Today is a pretty busy day for me medically speaking. This afternoon I will have my third PET scan done. Then overnight I will be at the hospital for a sleep study. I hadn’t really wanted both items on the same day. But the sleep study was order weeks ago and the PET scan can only be done in Aberdeen on Wednesdays.
Back in November I had my second PET scan done. At that point I had completed three rounds of R-CHOP chemotherapy. It appeared at that time that the active cancer had been pushed into remission in my lymphatic system. Only my bones showed active cancer in that scan. Since that time I have completed three more rounds of chemo. The hope now is that no active cancer is present in my bones. Either way though my oncologist decided six rounds of R-CHOP chemo was sufficient. For that I am very thankful. I’m not sure how I would have been able to do the additional two rounds of chemo that was possible.

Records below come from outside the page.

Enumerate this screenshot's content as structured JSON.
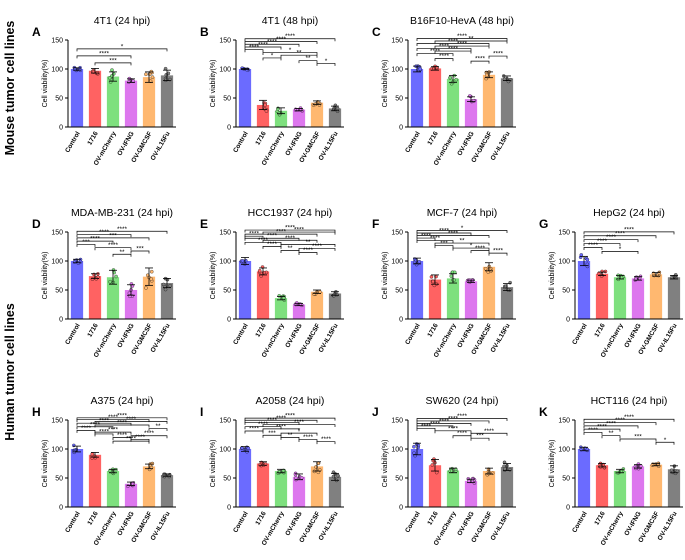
{
  "figure": {
    "row_group_labels": [
      "Mouse tumor cell lines",
      "Human tumor cell lines"
    ],
    "ylabel": "Cell viability(%)",
    "categories": [
      "Control",
      "1716",
      "OV-mCherry",
      "OV-IFNG",
      "OV-GMCSF",
      "OV-IL15Fu"
    ],
    "colors": [
      "#6b6bff",
      "#ff6262",
      "#7ee07e",
      "#dd77ee",
      "#ffb870",
      "#808080"
    ]
  },
  "chart_data": [
    {
      "panel": "A",
      "title": "4T1 (24 hpi)",
      "type": "bar",
      "ylim": [
        0,
        150
      ],
      "yticks": [
        0,
        50,
        100,
        150
      ],
      "values": [
        100,
        97,
        87,
        80,
        86,
        89
      ],
      "errors": [
        2,
        4,
        8,
        3,
        9,
        9
      ],
      "annotations": [
        {
          "from": 0,
          "to": 5,
          "label": "*"
        },
        {
          "from": 0,
          "to": 3,
          "label": "****"
        },
        {
          "from": 1,
          "to": 3,
          "label": "***"
        }
      ]
    },
    {
      "panel": "B",
      "title": "4T1 (48 hpi)",
      "type": "bar",
      "ylim": [
        0,
        150
      ],
      "yticks": [
        0,
        50,
        100,
        150
      ],
      "values": [
        100,
        38,
        28,
        30,
        42,
        32
      ],
      "errors": [
        1,
        8,
        5,
        2,
        3,
        4
      ],
      "annotations": [
        {
          "from": 0,
          "to": 5,
          "label": "****"
        },
        {
          "from": 0,
          "to": 4,
          "label": "****"
        },
        {
          "from": 0,
          "to": 3,
          "label": "****"
        },
        {
          "from": 0,
          "to": 2,
          "label": "****"
        },
        {
          "from": 0,
          "to": 1,
          "label": "****"
        },
        {
          "from": 1,
          "to": 4,
          "label": "*"
        },
        {
          "from": 2,
          "to": 4,
          "label": "**"
        },
        {
          "from": 1,
          "to": 2,
          "label": "*"
        },
        {
          "from": 3,
          "to": 4,
          "label": "**"
        },
        {
          "from": 4,
          "to": 5,
          "label": "*"
        }
      ]
    },
    {
      "panel": "C",
      "title": "B16F10-HevA (48 hpi)",
      "type": "bar",
      "ylim": [
        0,
        150
      ],
      "yticks": [
        0,
        50,
        100,
        150
      ],
      "values": [
        100,
        101,
        83,
        48,
        90,
        84
      ],
      "errors": [
        5,
        3,
        6,
        4,
        5,
        4
      ],
      "annotations": [
        {
          "from": 0,
          "to": 5,
          "label": "****"
        },
        {
          "from": 1,
          "to": 5,
          "label": "**"
        },
        {
          "from": 0,
          "to": 4,
          "label": "****"
        },
        {
          "from": 1,
          "to": 4,
          "label": "****"
        },
        {
          "from": 0,
          "to": 3,
          "label": "****"
        },
        {
          "from": 1,
          "to": 3,
          "label": "****"
        },
        {
          "from": 0,
          "to": 2,
          "label": "****"
        },
        {
          "from": 4,
          "to": 5,
          "label": "****"
        },
        {
          "from": 1,
          "to": 2,
          "label": "****"
        },
        {
          "from": 3,
          "to": 4,
          "label": "****"
        }
      ]
    },
    {
      "panel": "D",
      "title": "MDA-MB-231 (24 hpi)",
      "type": "bar",
      "ylim": [
        0,
        150
      ],
      "yticks": [
        0,
        50,
        100,
        150
      ],
      "values": [
        100,
        74,
        72,
        50,
        73,
        62
      ],
      "errors": [
        3,
        4,
        12,
        9,
        15,
        8
      ],
      "annotations": [
        {
          "from": 0,
          "to": 5,
          "label": "****"
        },
        {
          "from": 0,
          "to": 3,
          "label": "****"
        },
        {
          "from": 0,
          "to": 4,
          "label": "***"
        },
        {
          "from": 0,
          "to": 2,
          "label": "****"
        },
        {
          "from": 0,
          "to": 1,
          "label": "***"
        },
        {
          "from": 1,
          "to": 3,
          "label": "****"
        },
        {
          "from": 3,
          "to": 4,
          "label": "***"
        },
        {
          "from": 2,
          "to": 3,
          "label": "**"
        }
      ]
    },
    {
      "panel": "E",
      "title": "HCC1937 (24 hpi)",
      "type": "bar",
      "ylim": [
        0,
        150
      ],
      "yticks": [
        0,
        50,
        100,
        150
      ],
      "values": [
        100,
        82,
        36,
        25,
        47,
        44
      ],
      "errors": [
        6,
        6,
        3,
        2,
        3,
        3
      ],
      "annotations": [
        {
          "from": 0,
          "to": 5,
          "label": "****"
        },
        {
          "from": 1,
          "to": 5,
          "label": "****"
        },
        {
          "from": 0,
          "to": 4,
          "label": "****"
        },
        {
          "from": 0,
          "to": 1,
          "label": "****"
        },
        {
          "from": 0,
          "to": 3,
          "label": "****"
        },
        {
          "from": 1,
          "to": 4,
          "label": "****"
        },
        {
          "from": 0,
          "to": 2,
          "label": "****"
        },
        {
          "from": 2,
          "to": 5,
          "label": "**"
        },
        {
          "from": 1,
          "to": 2,
          "label": "****"
        },
        {
          "from": 3,
          "to": 5,
          "label": "****"
        },
        {
          "from": 2,
          "to": 3,
          "label": "**"
        },
        {
          "from": 3,
          "to": 4,
          "label": "****"
        }
      ]
    },
    {
      "panel": "F",
      "title": "MCF-7 (24 hpi)",
      "type": "bar",
      "ylim": [
        0,
        150
      ],
      "yticks": [
        0,
        50,
        100,
        150
      ],
      "values": [
        100,
        68,
        70,
        65,
        90,
        55
      ],
      "errors": [
        5,
        8,
        8,
        2,
        7,
        6
      ],
      "annotations": [
        {
          "from": 0,
          "to": 5,
          "label": "*"
        },
        {
          "from": 0,
          "to": 3,
          "label": "****"
        },
        {
          "from": 0,
          "to": 4,
          "label": "****"
        },
        {
          "from": 0,
          "to": 1,
          "label": "****"
        },
        {
          "from": 0,
          "to": 2,
          "label": "****"
        },
        {
          "from": 1,
          "to": 4,
          "label": "**"
        },
        {
          "from": 1,
          "to": 2,
          "label": "***"
        },
        {
          "from": 2,
          "to": 4,
          "label": "*"
        },
        {
          "from": 3,
          "to": 4,
          "label": "****"
        },
        {
          "from": 4,
          "to": 5,
          "label": "****"
        }
      ]
    },
    {
      "panel": "G",
      "title": "HepG2 (24 hpi)",
      "type": "bar",
      "ylim": [
        0,
        150
      ],
      "yticks": [
        0,
        50,
        100,
        150
      ],
      "values": [
        100,
        78,
        72,
        70,
        77,
        72
      ],
      "errors": [
        8,
        3,
        3,
        3,
        3,
        3
      ],
      "annotations": [
        {
          "from": 0,
          "to": 5,
          "label": "****"
        },
        {
          "from": 0,
          "to": 4,
          "label": "****"
        },
        {
          "from": 0,
          "to": 3,
          "label": "****"
        },
        {
          "from": 0,
          "to": 2,
          "label": "****"
        },
        {
          "from": 0,
          "to": 1,
          "label": "****"
        },
        {
          "from": 1,
          "to": 3,
          "label": "*"
        }
      ]
    },
    {
      "panel": "H",
      "title": "A375 (24 hpi)",
      "type": "bar",
      "ylim": [
        0,
        150
      ],
      "yticks": [
        0,
        50,
        100,
        150
      ],
      "values": [
        100,
        90,
        62,
        40,
        70,
        55
      ],
      "errors": [
        5,
        4,
        3,
        3,
        4,
        2
      ],
      "annotations": [
        {
          "from": 0,
          "to": 5,
          "label": "****"
        },
        {
          "from": 0,
          "to": 4,
          "label": "****"
        },
        {
          "from": 1,
          "to": 5,
          "label": "****"
        },
        {
          "from": 0,
          "to": 3,
          "label": "****"
        },
        {
          "from": 1,
          "to": 4,
          "label": "****"
        },
        {
          "from": 0,
          "to": 2,
          "label": "****"
        },
        {
          "from": 4,
          "to": 5,
          "label": "**"
        },
        {
          "from": 0,
          "to": 1,
          "label": "****"
        },
        {
          "from": 1,
          "to": 3,
          "label": "****"
        },
        {
          "from": 1,
          "to": 2,
          "label": "****"
        },
        {
          "from": 3,
          "to": 5,
          "label": "****"
        },
        {
          "from": 2,
          "to": 3,
          "label": "****"
        },
        {
          "from": 3,
          "to": 4,
          "label": "****"
        },
        {
          "from": 2,
          "to": 4,
          "label": "****"
        }
      ]
    },
    {
      "panel": "I",
      "title": "A2058 (24 hpi)",
      "type": "bar",
      "ylim": [
        0,
        150
      ],
      "yticks": [
        0,
        50,
        100,
        150
      ],
      "values": [
        100,
        75,
        62,
        52,
        70,
        52
      ],
      "errors": [
        4,
        3,
        3,
        5,
        8,
        6
      ],
      "annotations": [
        {
          "from": 0,
          "to": 5,
          "label": "****"
        },
        {
          "from": 0,
          "to": 4,
          "label": "****"
        },
        {
          "from": 0,
          "to": 3,
          "label": "****"
        },
        {
          "from": 1,
          "to": 5,
          "label": "****"
        },
        {
          "from": 0,
          "to": 2,
          "label": "****"
        },
        {
          "from": 1,
          "to": 3,
          "label": "****"
        },
        {
          "from": 0,
          "to": 1,
          "label": "****"
        },
        {
          "from": 2,
          "to": 4,
          "label": "*"
        },
        {
          "from": 1,
          "to": 2,
          "label": "***"
        },
        {
          "from": 2,
          "to": 3,
          "label": "**"
        },
        {
          "from": 3,
          "to": 4,
          "label": "****"
        },
        {
          "from": 4,
          "to": 5,
          "label": "****"
        }
      ]
    },
    {
      "panel": "J",
      "title": "SW620 (24 hpi)",
      "type": "bar",
      "ylim": [
        0,
        150
      ],
      "yticks": [
        0,
        50,
        100,
        150
      ],
      "values": [
        100,
        72,
        63,
        45,
        62,
        69
      ],
      "errors": [
        10,
        10,
        4,
        3,
        5,
        6
      ],
      "annotations": [
        {
          "from": 0,
          "to": 5,
          "label": "****"
        },
        {
          "from": 0,
          "to": 4,
          "label": "****"
        },
        {
          "from": 0,
          "to": 3,
          "label": "****"
        },
        {
          "from": 0,
          "to": 2,
          "label": "****"
        },
        {
          "from": 0,
          "to": 1,
          "label": "****"
        },
        {
          "from": 1,
          "to": 3,
          "label": "****"
        },
        {
          "from": 3,
          "to": 5,
          "label": "****"
        },
        {
          "from": 2,
          "to": 3,
          "label": "****"
        },
        {
          "from": 3,
          "to": 4,
          "label": "***"
        }
      ]
    },
    {
      "panel": "K",
      "title": "HCT116 (24 hpi)",
      "type": "bar",
      "ylim": [
        0,
        150
      ],
      "yticks": [
        0,
        50,
        100,
        150
      ],
      "values": [
        100,
        72,
        62,
        70,
        73,
        65
      ],
      "errors": [
        3,
        3,
        3,
        3,
        2,
        6
      ],
      "annotations": [
        {
          "from": 0,
          "to": 5,
          "label": "****"
        },
        {
          "from": 0,
          "to": 4,
          "label": "****"
        },
        {
          "from": 0,
          "to": 3,
          "label": "****"
        },
        {
          "from": 0,
          "to": 2,
          "label": "****"
        },
        {
          "from": 0,
          "to": 1,
          "label": "****"
        },
        {
          "from": 1,
          "to": 2,
          "label": "**"
        },
        {
          "from": 2,
          "to": 4,
          "label": "***"
        },
        {
          "from": 4,
          "to": 5,
          "label": "*"
        }
      ]
    }
  ]
}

I won’t be able to see the actual PET scan until next week, when I meet with my oncologist. The notes from the scan will show up in my chart that I can view online. But that really isn’t the same as seeing the actual scan. The first time I had a PET scan done I had a lot of anxiety. This time I am calm and just looking forward to seeing if the chemo worked as expected. I know it is unlikely I will see a major firework show on this scan, so I really don’t see a reason to be nervous. I’ll just have the scan done today and wait until next week to see the actual images. At that time I am also likely to have a bone-marrow biopsy scheduled.
The second medical endeavor today will be a sleep study. This was ordered by a pulmonologist I saw a couple months ago. I have a long history of breathing and sleep issues. When meeting with the pulmonary doctor it was determined I should have a formal sleep study done. I’m not really looking forward to spending the night in the hospital with a bunch of wires hooked up to me. But if they can find something out and help me get some sleep I guess it will be worth it.
I’m not really nervous about either the PET scan or sleep study. Whatever is found (or not found) can be dealt with moving forward. I do however wish both of these didn’t end up being scheduled on the same day. But it is what it is.